Ramón Muñoz Vela: Las pieles. Por Vicente Larenas Añasco

 

Ramón Muñoz Vela: Las pieles
Editorial La polla literaria, 2019

103 páginas
$7.000

 

Cuando niño tuve una infancia muy callejera en la Pincoya. Nos entraban solo para almorzar, tomar once y la definitiva, que era para lavarse la cara y a dormir. Los veraneos eran a manguerazos, grifos abiertos y cubos de agua y leche. En septiembre, volantines e hilo curado de los alfiles, los halcones y del maestro curador de hilo del barrio: El Cochelo. Pintábamos las soleras de las calles de color de la bandera chilena: El blanco con cal, el rojo con tierra de color y látex azul para la inmensidad del puro cielo. Hacíamos colectas con los vecinos para hermosear la calle, nuestra calle. Sentíamos una localía fuerte y rivalizábamos con los vecinos de la otra cuadra. Los desafiábamos a pichangas extensísimas a todo sol, con pendiente en contra de lado y lado. Varias veces terminaban a cornetes en el hocico o guerra de escupos. Todo eso se fue limando a medida que pasó el tiempo y empezamos a ser amigos y a visitar a las muchachas de la otra calle y a taquillear con los polerones Maui y al ritmo de los Kris Kross. Aparecieron las primeras cervezas, unas que otras parejas hasta que se abrieron los caminos y queda todo enmarcado en una foto sepia en la mejor de las galerías de la memoria hermosa de la niñez.

Eso me espejea Muñoz Vela en su prosa. De trazo ágil, conciso. Usando referentes ochenteros-noventeros, remueve historias de los más viejos con un lenguaje que rescata dichos populares y personajes reconocibles a los que habitamos en algún minuto fuera de la circunvalación Américo Vespucio. Es voz presente y se intuye que conoce bien el mundo que usa para dar fluidez a esos pasajes de cogoteros, puñaladas y conquistas mascando chicle Miti miti. El derrotero de sus páginas chorrea vinagre, pan tostado con aceite, jurel con cebolla y olor a jabón Popeye frotado en una batea de madera. Tiene calle, campo, esquina, paraguayo prensado, colonia coral y botellín de pisco Capel. Es un paseo anacrónico a las relaciones que se dan en los márgenes de una sociedad que coquetea entre la violencia como expresión cotidiana, el romanticismo de un organillero y su mono tití, y la mención de marcas de productos que nos sitúan en un punto muy determinado de nuestra historia (Cheldiz, Parada 111). La revisión exhaustiva al callejeo nocturno, a los viejos manilarga que se propasan con unas cabritas indefensas e historias de huachos que en algún momento se emancipan. Por momentos pareciera que el contexto social actual podría satanizar estas narraciones por considerarlas ofensivas y patriarcales, pero es una lúcida mirada a una realidad que se oyó en algún momento, que califica como documento histórico del hampa, pues trae a colación formas y relaciones que generan época y que no están erradicadas del todo.

Las pieles es un título que se condice con las líneas de expresión que plasma su autor.
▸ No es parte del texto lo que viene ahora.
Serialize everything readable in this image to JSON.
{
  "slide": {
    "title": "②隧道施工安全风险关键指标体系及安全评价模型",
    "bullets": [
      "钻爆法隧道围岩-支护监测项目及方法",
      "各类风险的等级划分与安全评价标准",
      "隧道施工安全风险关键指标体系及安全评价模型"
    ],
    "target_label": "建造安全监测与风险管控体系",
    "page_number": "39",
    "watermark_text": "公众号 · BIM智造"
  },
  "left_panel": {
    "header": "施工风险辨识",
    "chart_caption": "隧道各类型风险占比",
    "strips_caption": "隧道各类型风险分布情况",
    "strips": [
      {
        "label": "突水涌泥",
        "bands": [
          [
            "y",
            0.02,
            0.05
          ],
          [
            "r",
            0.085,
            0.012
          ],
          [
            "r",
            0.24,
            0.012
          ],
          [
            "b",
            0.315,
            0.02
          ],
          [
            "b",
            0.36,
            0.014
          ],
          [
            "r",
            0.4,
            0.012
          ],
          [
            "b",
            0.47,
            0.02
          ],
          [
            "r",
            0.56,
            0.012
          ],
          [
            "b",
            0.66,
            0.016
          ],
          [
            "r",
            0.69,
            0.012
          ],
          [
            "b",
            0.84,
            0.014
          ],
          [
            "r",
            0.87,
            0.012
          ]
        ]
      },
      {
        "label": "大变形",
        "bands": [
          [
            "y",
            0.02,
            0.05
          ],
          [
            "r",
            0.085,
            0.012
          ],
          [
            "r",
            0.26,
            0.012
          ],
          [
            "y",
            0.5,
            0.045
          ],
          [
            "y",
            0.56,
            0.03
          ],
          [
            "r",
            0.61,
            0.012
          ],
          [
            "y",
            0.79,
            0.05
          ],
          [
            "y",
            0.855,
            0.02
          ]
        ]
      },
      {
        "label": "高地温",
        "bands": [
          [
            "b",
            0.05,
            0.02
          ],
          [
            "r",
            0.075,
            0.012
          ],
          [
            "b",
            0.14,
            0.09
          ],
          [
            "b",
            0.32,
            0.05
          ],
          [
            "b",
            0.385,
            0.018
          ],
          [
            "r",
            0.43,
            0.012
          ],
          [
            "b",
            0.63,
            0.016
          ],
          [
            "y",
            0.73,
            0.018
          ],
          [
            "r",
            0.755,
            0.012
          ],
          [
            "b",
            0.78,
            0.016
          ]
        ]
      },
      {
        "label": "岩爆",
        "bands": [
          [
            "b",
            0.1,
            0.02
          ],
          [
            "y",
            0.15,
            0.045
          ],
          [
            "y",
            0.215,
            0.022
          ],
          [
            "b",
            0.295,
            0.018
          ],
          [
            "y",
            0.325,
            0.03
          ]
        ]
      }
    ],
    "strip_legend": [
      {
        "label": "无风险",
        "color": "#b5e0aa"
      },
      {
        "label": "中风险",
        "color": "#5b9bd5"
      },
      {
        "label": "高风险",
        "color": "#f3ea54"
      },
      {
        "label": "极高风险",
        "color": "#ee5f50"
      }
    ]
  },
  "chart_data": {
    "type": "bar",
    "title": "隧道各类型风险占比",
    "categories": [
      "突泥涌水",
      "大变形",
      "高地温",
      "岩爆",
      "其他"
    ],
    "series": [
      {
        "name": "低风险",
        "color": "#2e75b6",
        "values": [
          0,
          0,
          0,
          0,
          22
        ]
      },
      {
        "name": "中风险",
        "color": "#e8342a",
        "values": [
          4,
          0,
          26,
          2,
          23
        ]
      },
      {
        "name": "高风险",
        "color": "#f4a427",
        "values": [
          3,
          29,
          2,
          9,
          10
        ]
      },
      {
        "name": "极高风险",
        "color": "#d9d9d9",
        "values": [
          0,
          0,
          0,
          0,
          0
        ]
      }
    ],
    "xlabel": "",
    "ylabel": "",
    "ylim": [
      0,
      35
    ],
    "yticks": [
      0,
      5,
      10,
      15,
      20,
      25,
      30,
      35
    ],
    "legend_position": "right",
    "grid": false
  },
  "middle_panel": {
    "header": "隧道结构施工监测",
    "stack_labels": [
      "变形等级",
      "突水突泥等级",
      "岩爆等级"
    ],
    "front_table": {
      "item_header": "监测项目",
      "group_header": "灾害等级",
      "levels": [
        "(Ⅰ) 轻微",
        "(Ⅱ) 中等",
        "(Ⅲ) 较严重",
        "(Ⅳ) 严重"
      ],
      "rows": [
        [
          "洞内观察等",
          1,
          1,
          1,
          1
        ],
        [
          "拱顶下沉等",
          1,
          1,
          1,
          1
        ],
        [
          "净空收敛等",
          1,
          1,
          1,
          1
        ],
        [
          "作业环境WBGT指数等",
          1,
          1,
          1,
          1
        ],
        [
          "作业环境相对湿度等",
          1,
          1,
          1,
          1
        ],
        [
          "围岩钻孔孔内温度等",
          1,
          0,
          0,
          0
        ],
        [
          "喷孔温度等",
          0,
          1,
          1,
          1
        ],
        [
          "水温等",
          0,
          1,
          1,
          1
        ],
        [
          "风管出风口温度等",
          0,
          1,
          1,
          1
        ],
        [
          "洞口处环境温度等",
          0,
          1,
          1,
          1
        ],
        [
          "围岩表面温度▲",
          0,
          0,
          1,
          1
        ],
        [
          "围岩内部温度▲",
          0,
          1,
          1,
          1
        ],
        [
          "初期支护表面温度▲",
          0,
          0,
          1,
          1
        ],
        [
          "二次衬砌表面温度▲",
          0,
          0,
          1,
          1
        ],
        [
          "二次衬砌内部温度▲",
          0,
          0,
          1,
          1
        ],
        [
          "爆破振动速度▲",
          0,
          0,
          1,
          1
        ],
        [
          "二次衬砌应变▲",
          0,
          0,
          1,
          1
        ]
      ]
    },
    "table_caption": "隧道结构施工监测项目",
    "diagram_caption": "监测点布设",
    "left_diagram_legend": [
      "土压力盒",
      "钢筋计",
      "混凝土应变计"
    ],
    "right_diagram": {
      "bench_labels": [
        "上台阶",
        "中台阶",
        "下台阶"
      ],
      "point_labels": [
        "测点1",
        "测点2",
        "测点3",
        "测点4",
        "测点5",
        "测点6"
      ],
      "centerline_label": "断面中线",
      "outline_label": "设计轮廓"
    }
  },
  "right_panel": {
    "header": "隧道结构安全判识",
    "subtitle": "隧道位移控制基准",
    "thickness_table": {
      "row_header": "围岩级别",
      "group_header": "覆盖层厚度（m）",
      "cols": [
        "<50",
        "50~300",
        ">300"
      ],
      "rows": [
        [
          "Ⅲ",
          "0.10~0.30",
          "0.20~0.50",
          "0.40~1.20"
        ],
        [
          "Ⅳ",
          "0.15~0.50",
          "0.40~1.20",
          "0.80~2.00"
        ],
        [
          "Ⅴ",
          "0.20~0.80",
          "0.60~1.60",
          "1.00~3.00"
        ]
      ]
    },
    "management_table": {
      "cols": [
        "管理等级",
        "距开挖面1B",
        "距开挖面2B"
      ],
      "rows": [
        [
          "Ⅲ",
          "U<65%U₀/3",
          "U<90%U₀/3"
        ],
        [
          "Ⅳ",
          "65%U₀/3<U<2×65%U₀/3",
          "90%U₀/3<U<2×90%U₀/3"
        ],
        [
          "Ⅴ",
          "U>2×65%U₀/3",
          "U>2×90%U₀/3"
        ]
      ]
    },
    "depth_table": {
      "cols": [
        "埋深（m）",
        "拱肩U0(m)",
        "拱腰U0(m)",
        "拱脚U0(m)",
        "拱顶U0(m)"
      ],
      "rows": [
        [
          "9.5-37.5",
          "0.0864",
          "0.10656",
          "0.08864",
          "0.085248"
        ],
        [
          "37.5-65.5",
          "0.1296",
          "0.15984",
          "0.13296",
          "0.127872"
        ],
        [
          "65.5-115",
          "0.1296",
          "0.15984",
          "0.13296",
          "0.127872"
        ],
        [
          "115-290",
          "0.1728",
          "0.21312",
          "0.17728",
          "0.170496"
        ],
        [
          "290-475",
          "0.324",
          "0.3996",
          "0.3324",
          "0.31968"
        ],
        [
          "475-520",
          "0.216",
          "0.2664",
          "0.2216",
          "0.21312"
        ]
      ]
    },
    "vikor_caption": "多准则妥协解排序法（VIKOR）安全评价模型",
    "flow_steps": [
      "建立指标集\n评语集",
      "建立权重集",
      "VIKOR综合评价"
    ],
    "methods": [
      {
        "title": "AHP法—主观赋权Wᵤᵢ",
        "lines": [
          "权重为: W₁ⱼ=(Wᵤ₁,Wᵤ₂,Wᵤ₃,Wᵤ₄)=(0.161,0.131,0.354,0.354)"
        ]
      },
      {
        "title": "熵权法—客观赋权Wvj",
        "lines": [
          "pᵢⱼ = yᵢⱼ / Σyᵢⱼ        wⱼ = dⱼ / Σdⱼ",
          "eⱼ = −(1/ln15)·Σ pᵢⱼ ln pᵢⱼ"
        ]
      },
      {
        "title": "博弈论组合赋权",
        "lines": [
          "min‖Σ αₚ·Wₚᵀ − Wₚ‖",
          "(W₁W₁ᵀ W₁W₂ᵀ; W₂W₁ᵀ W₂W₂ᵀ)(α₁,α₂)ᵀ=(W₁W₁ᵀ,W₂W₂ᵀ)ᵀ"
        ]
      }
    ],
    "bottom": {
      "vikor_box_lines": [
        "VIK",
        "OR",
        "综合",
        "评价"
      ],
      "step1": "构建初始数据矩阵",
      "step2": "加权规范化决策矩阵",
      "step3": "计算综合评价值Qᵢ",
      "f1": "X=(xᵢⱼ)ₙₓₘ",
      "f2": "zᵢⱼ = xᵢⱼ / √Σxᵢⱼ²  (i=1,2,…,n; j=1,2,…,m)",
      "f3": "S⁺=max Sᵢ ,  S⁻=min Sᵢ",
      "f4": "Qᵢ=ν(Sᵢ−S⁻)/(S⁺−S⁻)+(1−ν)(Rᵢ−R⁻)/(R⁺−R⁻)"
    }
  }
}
Hay pasajes en que las florituras del lenguaje son un recurso que devela un buen léxico: “Se descubre de la rodilla a la cintura mostrando su palidez posiblemente nefanda, el color plomizo-opaco, exangüe de la vergüenza, se siente frágil, excomulgable. Se afirma del poste, y excreta su humeante mierda en el impoluto suelo público”. Después de este pasaje se infiere que hay una decisión estética en usar palabras sencillas y reconocibles durante gran parte de la novela, de otro modo, sería muy difícil reconocerla y oler la sangre corriente que baña las pieles de sus protagonistas tan propios de nuestra idiosincrasia, y por tanto pasajes de historias escuchadas, vistas e imaginadas.